Il est reproché à Nestlé et ses dirigeants «d’avoir contribué, par négligence, à causer la mort de Romero par omission. En tant que dirigeants et responsables de la sécurité, ils avaient en effet le devoir d’agir pour empêcher ce crime».

     Premièrement, ECCHR fait référence au conflit armé qui sévit en Colombie depuis des années. Les syndicalistes sont «exposés à une persécution systématique, en particulier par des paramilitaires et des autorités étatiques.?» Or, des représentants locaux de Nestlé ont à plusieurs reprises accusé Romero d’être à tort un combattant de la guérilla. Nestlé, implanté en Colombie depuis 1944, savait certainement que ce genre de diffamations pouvait avoir l’effet d’un arrêt de mort.

     Deuxièmement, «la filiale locale de Nestlé […] entretenait des rapports commerciaux avec de grands propriétaires liés aux paramilitaires.?» Salvatore Mancuso, ancien chef des paramilitaires AUC (Autodefensas Unidas de Colombia) a confirmé plusieurs fois devant le tribunal que son organisation avait reçu des paiements de la direction de Cicolac Nestlé.

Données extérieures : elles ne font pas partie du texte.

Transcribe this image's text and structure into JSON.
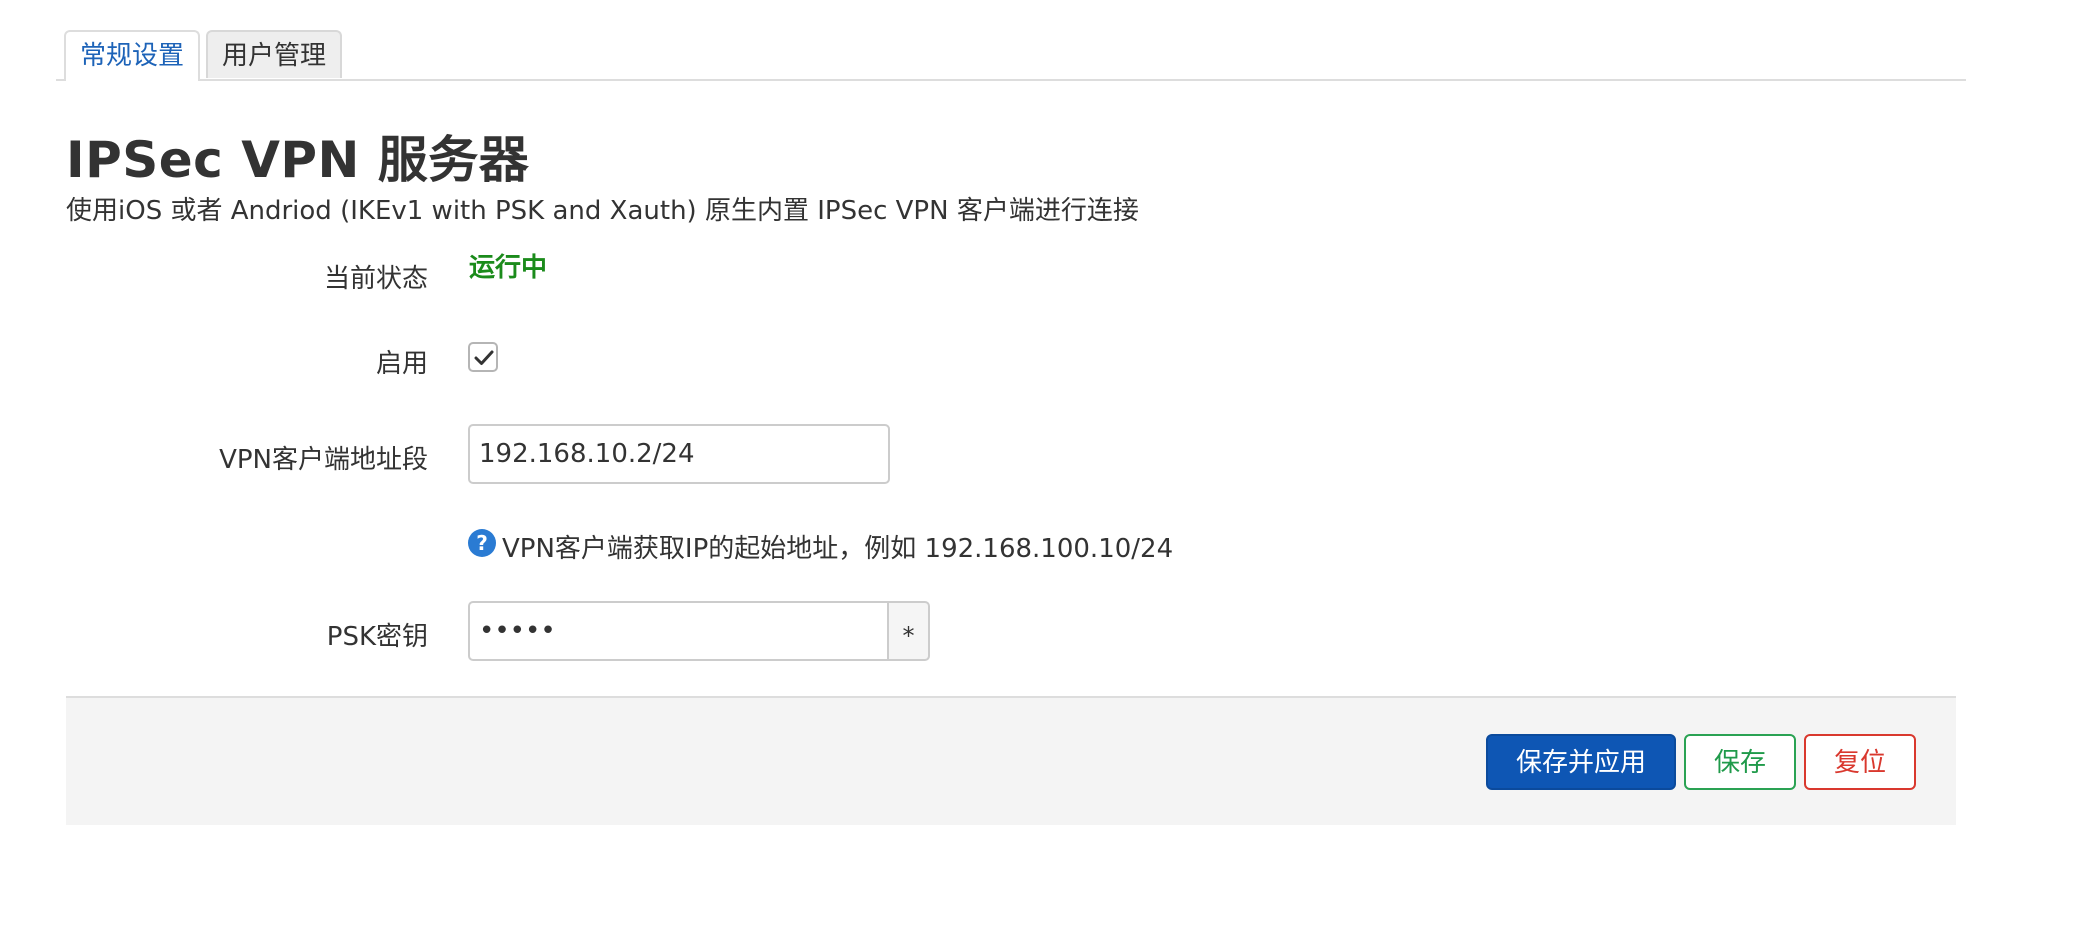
{
  "tabs": [
    {
      "label": "常规设置",
      "active": true
    },
    {
      "label": "用户管理",
      "active": false
    }
  ],
  "header": {
    "title": "IPSec VPN 服务器",
    "description": "使用iOS 或者 Andriod (IKEv1 with PSK and Xauth) 原生内置 IPSec VPN 客户端进行连接"
  },
  "form": {
    "status": {
      "label": "当前状态",
      "value": "运行中"
    },
    "enable": {
      "label": "启用",
      "checked": true
    },
    "client_range": {
      "label": "VPN客户端地址段",
      "value": "192.168.10.2/24",
      "hint": "VPN客户端获取IP的起始地址，例如 192.168.100.10/24"
    },
    "psk": {
      "label": "PSK密钥",
      "value": "•••••",
      "reveal_label": "*"
    }
  },
  "actions": {
    "save_apply": "保存并应用",
    "save": "保存",
    "reset": "复位"
  },
  "colors": {
    "accent": "#0e56b4",
    "status_running": "#1b8b1b",
    "save": "#1f9a4a",
    "reset": "#d9382e",
    "help": "#2a7bd3"
  },
  "icons": {
    "help": "question-icon",
    "checkbox": "checkmark-icon"
  }
}
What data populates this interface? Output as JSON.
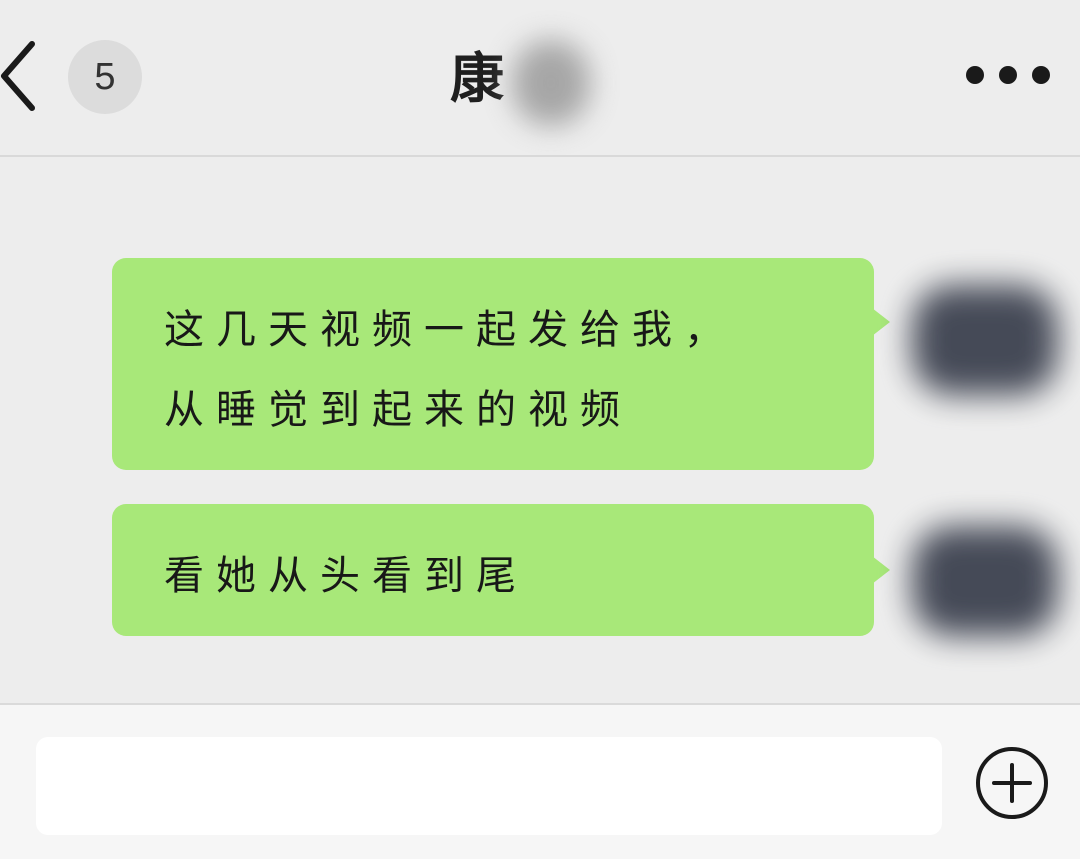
{
  "header": {
    "unread_count": "5",
    "title": "康"
  },
  "messages": [
    {
      "line1": "这几天视频一起发给我，",
      "line2": "从睡觉到起来的视频"
    },
    {
      "line1": "看她从头看到尾"
    }
  ],
  "colors": {
    "bubble": "#a8e879",
    "background": "#ededed"
  },
  "icons": {
    "back": "chevron-left-icon",
    "more": "more-dots-icon",
    "plus": "plus-circle-icon"
  }
}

     En 2002, Romero était le chef d’une délégation syndicale dans le cadre de négociations  portant sur une convention collective dans l’usine Cicolac. Aucun accord n’avait pu être trouvé pendant plusieurs mois. «?La direction accusa alors les syndicalistes de vouloir, par leurs revendications, obliger les grands propriétaires terriens et les distributeurs de lait à baisser le prix du lait et, ainsi, de vouloir mettre en péril le site économique de Valledupar. De telles allégations se sont avérées particulièrement dangereuses au regard des relations commerciales de l’usine Nestlé Cicolac avec les distributeurs de lait, eux-mêmes liés aux paramilitaires.?» Deux parmi eux ont depuis été condamnés à de lourdes peines de prison.

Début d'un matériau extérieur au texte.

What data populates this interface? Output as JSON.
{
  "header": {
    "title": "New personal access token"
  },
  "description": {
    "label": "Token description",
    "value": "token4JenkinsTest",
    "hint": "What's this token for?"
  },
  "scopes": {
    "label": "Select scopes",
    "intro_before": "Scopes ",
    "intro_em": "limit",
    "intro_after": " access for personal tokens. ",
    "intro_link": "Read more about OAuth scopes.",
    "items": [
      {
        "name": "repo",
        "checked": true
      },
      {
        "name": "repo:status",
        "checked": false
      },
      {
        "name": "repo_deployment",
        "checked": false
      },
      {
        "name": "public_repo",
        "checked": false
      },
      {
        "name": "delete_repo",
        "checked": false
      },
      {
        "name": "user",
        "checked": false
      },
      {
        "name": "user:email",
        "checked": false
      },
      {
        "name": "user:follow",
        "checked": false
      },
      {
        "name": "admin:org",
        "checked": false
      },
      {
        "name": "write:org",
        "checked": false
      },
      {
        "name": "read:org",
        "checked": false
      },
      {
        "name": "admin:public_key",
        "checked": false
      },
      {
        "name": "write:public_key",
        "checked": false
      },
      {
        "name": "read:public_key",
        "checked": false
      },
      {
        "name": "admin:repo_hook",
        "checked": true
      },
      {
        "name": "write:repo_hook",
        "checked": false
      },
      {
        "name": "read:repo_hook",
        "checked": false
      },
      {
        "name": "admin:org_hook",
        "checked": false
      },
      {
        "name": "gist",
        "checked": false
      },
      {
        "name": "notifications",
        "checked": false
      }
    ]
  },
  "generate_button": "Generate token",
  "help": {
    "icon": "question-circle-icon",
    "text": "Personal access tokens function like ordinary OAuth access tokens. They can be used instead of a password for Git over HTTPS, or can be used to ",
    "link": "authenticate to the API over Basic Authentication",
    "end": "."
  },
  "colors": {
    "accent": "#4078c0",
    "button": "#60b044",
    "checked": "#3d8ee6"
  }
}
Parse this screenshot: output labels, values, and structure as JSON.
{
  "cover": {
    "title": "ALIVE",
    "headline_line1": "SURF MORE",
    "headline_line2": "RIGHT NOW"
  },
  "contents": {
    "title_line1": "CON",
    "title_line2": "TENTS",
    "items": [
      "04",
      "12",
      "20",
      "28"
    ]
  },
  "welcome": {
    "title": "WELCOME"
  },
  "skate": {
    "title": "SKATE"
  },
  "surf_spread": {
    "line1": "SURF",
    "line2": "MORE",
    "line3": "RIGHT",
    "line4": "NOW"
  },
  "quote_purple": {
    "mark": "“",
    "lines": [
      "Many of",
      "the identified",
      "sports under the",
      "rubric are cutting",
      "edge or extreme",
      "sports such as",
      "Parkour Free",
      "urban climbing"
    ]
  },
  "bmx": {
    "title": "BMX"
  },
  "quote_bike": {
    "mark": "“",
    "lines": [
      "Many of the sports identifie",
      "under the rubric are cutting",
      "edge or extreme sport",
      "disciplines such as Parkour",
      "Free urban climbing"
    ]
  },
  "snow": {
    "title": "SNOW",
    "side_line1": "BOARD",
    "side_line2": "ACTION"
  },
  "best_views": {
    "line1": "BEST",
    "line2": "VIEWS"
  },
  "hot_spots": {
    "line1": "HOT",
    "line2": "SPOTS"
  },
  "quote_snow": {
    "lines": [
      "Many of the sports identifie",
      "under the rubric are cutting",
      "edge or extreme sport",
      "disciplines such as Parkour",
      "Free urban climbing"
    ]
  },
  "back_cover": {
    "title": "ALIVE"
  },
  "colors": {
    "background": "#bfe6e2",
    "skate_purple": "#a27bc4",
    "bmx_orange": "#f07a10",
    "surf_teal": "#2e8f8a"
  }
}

     Troisièmement, la direction suisse de l’entreprise était parfaitement au courant de la situation tendue dans son usine Cicolac et du danger que cela signifiait pour ses syndicalistes. Sinaltrainal a demandé une intervention du siège de la multinationale à Vevey. Cette dernière n’a cependant rien voulu faire, renvoyant toute responsabilité à ses délégués en Colombie. En se référant entre autres aux propres principes de conduites de Nestlé, ECCHR conclue que «la société mère de Nestlé en Suisse aurait du intervenir […] dans l’affaire Luciano Romero, au lieu de déléguer.?»

 

Pourquoi Luciano Romero?

Luciano Romero, père de 3 enfants, a travaillé pendant des années dans l’usine de Nestlé Cicolac où il a fait partie de la direction locale du syndicat Sinaltrainal. Plus de 3000 syndicalistes ont déjà perdu leur vie en Colombie, dont 24 travaillaient chez Sinaltrainal.

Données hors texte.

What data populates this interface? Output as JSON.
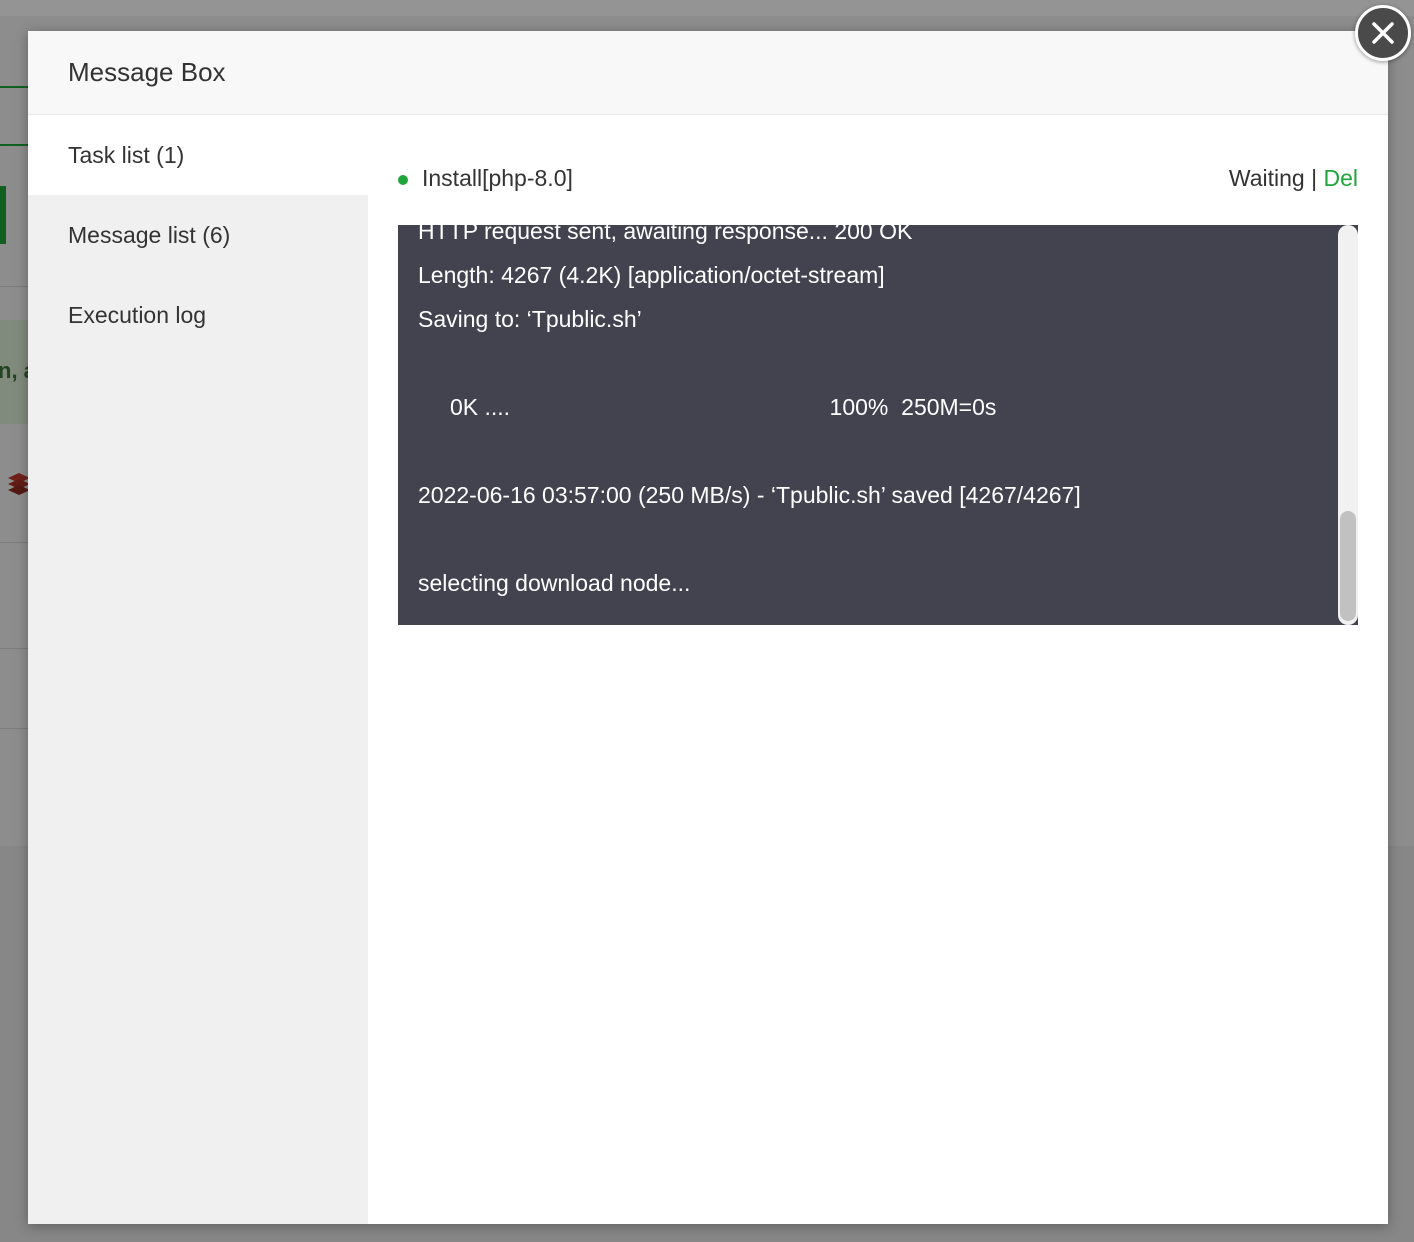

     90 % de ce genre de crimes demeurent impunis. Le cas de Romero semble être une exception : la justice colombienne a condamné cinq subordonnés du groupe paramilitaire «pour avoir participé à l’assassinat de Romero.?» L’instruction est toujours en cours contre d’autres paramilitaires ainsi que des informateurs et des membres des (ex-) services secrets colombiens DAS (Departamento Administrativo de Seguridad). Le juge responsable d’un des procès a exigé du ministère public qu’il enquête sur le rôle de l’entreprise Nestlé, car «l’audience a révélé que le défunt se préparait à témoigner devant le Tribunal Permanent des Peuples, dont l’audience devait avoir lieu les 29 et 30 octobre 2005 à Berne en Suisse». Depuis 2007, l’enquête n’avance plus et le juge en question a du s’exiler aux Etats-Unis.

     L’instruction de la justice colombienne, le bon suivi de ses membres par Sinaltrainal et le suivi de ce conflit syndical par un réseau d’ONGs suisses depuis une dizaine d’années, font qu’une documentation hors du commun est à disposition à l’ECCHR.

     Multiwatch, organisatrice de ce Tribunal à Berne, Unia, la Déclaration de Berne et les Juristes Démocrates de Suisses ont co-organisé la tournée des conférences du ECCHR et des représentants juridiques colombiens en Suisse, en Autriche et en Allemagne. Nestlé a une position de leader en tant que numéro un de l’agroalimentaire. Il serait souhaitable que la justice suisse montre que la gestion d’un empire demande aussi une véritable prise de responsabilité.